ELAINE MAY
Mikey and Nicky
There’s an excellent essay from the sadly now-defunct YouTube channel Every Frame a Painting that sums up a lot of my problems with this film. It’s about the nature of storytelling, and it’s well worth watching. Essentially, what it says is that a great story is told with a mixture of “therefore” and “but.” That is to say, that a thing happens, and therefore something else happens. But then that something causes something else to happen, and the cycle continues.
Every moment either leads directly to something new, or is subverted by something new.

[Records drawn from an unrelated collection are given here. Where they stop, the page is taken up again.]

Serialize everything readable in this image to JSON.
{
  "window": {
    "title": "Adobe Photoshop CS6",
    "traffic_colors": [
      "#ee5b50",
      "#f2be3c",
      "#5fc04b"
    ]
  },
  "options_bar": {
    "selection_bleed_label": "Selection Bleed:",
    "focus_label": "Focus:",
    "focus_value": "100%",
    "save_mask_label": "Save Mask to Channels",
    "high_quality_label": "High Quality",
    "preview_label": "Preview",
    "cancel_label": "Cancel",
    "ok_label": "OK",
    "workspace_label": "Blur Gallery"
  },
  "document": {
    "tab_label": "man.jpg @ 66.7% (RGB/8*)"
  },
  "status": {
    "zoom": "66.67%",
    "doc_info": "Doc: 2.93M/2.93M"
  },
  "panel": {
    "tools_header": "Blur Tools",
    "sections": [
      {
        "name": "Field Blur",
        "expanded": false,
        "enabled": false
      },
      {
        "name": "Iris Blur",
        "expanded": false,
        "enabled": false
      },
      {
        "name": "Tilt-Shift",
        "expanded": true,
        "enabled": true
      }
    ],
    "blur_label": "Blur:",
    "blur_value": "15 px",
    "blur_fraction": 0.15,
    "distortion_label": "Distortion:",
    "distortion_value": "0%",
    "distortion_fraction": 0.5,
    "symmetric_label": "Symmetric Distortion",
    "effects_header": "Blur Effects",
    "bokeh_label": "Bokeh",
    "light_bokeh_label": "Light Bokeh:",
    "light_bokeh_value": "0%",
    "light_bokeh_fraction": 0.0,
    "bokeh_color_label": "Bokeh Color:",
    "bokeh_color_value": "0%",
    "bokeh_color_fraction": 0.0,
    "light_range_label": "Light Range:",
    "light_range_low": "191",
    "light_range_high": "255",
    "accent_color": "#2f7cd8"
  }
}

The most boring kind of storytelling uses “and then.” This happens, and then this happens, and then this happens. Even just writing that sentence was boring. This is an “and then” film. It’s an endless stream of events, that lead to almost nothing, and are never interrupted by anything with any narrative heft. A friend of mine described it incredibly well as the “world’s longest improv scene going nowhere.”
That’s how the film feels because that’s exactly what it is. This is almost entirely improvised. From what I’ve read, the actors were given practically unlimited freedom to create the story as they went. Wow does it show.
The basic premise is a good one. Nicky is a small time crook who has stolen money from the mob boss he works for. There’s a hit out on his head and he knows it. He’s holed up in a rundown motel, trying to find a way out. In desperation he calls the one friend he has left, Mikey, who got him the job and works for the same mobster. The film plays on the ideas of friendship and trust. Those are interesting themes and could be the basis of an interesting film.
Unfortunately, the whole thing is an exercise in pointless bickering and random nonsense by two pretty loathsome characters. I was hooked into the initial story, until I realized two things. The first, is that both of these men are awful, and I really didn’t care if Nicky made it or not.
The second, was that absolutely nothing was going to happen. The whole film is them deciding they’re going to go somewhere, then not going there, only to go someplace else. They make no real attempt to have Nicky flee, nor do they do anything to make his staying possible. Instead they just wander around, seemingly aimlessly, arguing all the time. They go from hotel, to bar, to cemetery, to the streets. It’s all lacking in any point or meaning; so utterly pointless.
I think I just don’t like films that are nothing but raw examinations of terrible men. I mentioned this many years ago with Five Easy Pieces, an infinitely more interesting film than this one, and my opinion hasn’t changed.